“A obrigação do Homem é deixar o Mundo melhor”: Francisco Pinto Balsemão foi o último imperador dos media
Fundador do PSD e antigo primeiro-ministro, pai do 'Expresso' e da SIC, defendia uma imprensa livre e independente de todos os poderes.
“A informação necessita de ser livre, funcionando ao lado, mas independentemente, dos governos, das igrejas, dos partidos políticos, dos grupos de pressão”. Em 1971, Francisco Pinto Balsemão mostrou à ditadura o que era o jornalismo em liberdade, publicando um livro. ‘Informar ou depender?’ saiu em resposta ao chumbo do projeto sobre a lei da impressa, que apresentou com Sá Carneiro. Partilhavam os ideais e a expectativa de que, como deputados da Ala Liberal e com Marcello Caetano (de quem tinha sido aluno), conseguiriam mudar o regime por dentro.
“Enganei-me e, como eu, enganaram-se outros companheiros meus. A partir daí entrei na política em part-time”, disse. A experiência foi um divisor de águas. A família desfez-se do ‘Diário Popular’ de que Balsemão tinha 16,6% por herança do pai. “Fiquei com 30 e tal mil contos. Aí podia ter deixado de trabalhar, de facto. Ou ficar com a advocacia sem ‘afición’. Fiz o Expresso [em 1973]”, afirmou. Entre os acionistas com menores participações estavam António Guterres e Marcelo Rebelo de Sousa.

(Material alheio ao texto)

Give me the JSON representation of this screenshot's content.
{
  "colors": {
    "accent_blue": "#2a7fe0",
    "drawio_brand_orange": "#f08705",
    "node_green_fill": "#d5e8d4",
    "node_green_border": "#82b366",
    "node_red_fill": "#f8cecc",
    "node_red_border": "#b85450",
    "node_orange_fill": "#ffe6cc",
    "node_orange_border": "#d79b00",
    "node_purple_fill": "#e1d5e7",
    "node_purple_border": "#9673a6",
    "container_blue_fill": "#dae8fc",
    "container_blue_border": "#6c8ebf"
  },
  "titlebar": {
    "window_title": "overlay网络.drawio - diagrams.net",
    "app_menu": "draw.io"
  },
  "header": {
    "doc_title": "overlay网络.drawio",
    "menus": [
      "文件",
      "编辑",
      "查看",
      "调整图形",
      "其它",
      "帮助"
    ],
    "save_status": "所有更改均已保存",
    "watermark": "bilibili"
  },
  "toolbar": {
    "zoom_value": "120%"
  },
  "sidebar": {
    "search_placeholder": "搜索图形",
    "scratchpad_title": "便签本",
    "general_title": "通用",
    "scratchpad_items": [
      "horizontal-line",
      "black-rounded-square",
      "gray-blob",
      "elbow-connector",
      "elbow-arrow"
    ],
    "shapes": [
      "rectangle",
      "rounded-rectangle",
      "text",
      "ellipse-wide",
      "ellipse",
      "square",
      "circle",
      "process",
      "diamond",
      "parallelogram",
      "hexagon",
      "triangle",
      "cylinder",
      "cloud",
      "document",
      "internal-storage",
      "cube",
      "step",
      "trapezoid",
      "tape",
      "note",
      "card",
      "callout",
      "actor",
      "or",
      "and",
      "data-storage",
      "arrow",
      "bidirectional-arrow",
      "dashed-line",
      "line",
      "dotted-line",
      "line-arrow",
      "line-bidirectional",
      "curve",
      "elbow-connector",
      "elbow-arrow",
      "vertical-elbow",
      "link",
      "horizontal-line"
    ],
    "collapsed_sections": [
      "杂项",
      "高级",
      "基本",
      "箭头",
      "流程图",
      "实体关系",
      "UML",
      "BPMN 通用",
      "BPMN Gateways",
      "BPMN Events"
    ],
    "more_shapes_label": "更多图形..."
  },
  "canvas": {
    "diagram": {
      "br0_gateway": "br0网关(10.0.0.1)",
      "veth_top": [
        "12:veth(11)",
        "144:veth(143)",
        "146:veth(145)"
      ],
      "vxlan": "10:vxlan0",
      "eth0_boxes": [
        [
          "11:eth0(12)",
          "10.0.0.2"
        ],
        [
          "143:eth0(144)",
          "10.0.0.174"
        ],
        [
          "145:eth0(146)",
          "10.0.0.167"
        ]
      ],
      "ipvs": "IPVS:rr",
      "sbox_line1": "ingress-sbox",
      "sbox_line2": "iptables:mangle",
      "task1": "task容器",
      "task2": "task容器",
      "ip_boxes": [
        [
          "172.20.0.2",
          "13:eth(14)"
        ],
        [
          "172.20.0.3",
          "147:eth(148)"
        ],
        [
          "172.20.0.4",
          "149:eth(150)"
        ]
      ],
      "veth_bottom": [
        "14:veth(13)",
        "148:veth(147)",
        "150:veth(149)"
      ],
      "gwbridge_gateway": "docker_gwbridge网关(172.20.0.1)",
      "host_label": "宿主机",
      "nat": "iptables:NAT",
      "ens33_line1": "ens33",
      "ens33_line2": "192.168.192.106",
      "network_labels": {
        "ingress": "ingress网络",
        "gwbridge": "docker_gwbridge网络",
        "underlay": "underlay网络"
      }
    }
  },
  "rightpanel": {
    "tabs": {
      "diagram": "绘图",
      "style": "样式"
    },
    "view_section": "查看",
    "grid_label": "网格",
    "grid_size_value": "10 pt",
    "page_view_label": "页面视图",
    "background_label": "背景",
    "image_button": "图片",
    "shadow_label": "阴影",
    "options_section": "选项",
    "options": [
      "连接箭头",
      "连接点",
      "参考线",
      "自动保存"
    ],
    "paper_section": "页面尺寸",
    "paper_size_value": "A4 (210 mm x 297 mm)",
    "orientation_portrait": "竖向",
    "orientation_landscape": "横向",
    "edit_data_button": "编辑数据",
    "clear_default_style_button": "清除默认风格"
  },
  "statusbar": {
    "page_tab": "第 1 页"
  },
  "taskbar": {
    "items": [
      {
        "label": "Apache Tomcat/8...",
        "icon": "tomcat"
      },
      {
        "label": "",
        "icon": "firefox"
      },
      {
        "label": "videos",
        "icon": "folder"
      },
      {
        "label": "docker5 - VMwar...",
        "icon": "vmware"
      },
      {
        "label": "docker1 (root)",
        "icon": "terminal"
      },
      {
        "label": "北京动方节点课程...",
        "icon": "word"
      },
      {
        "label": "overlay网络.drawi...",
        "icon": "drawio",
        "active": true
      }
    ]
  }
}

Regressou à política com a revolução e os primeiros passos para fundar o PPD foram dados logo a 26 de abril. Com a tragédia de Camarate, chegou a presidente do partido e a primeiro-ministro. "As teses, completamente estapafúrdias, de que eu, através de Kissinger e da CIA, sabia o que ia acontecer são falsas e insultuosas", referiu.
Esteve à frente do Governo entre 1981 e 1983, período em que promoveu uma revisão constitucional, a adesão de Portugal à CEE e em que sentiu que "o jornal andava a matar o pai, no sentido mais freudiano da palavra”.
O atual presidente da República (ver reações ao lado) dirigia então o Expresso e escreveu que o patrão era "lé-lé da cuca". Sobre essa altura, de resto, lamentou que a política o tenha obrigado "a ver o mundo e o País e as pessoas e os traidores de outra maneira". Em 1990, criou a Impresa e, em 1992, lançou o primeiro canal privado português, a SIC. "Vi Armstrong pisar a lua e a sonda Curiosity deslizar em Marte. Fui amplamente contemplado pela revolução digital. Beneficiei do 25 de Abril e contribui, na política, no jornalismo, no associativismo e, mais tarde, no ensino para que Portugal fosse uma democracia de padrão ocidental", reconheceu. Entusiasta da inovação, aceitou transformar o livro de memórias com recurso a inteligência artificial e descrevia-se ultimamente como 'podcaster'. Viveu 88 anos, até à última terça-feira, com um objetivo: "Hoje e sempre, a única obrigação moral que poderá ser exigida ao Homem, para que seja 'mais do que matéria físico-química', é que procure deixar o mundo onde nasceu, seja esta a Terra ou algo mais vasto, melhor do que o encontrou".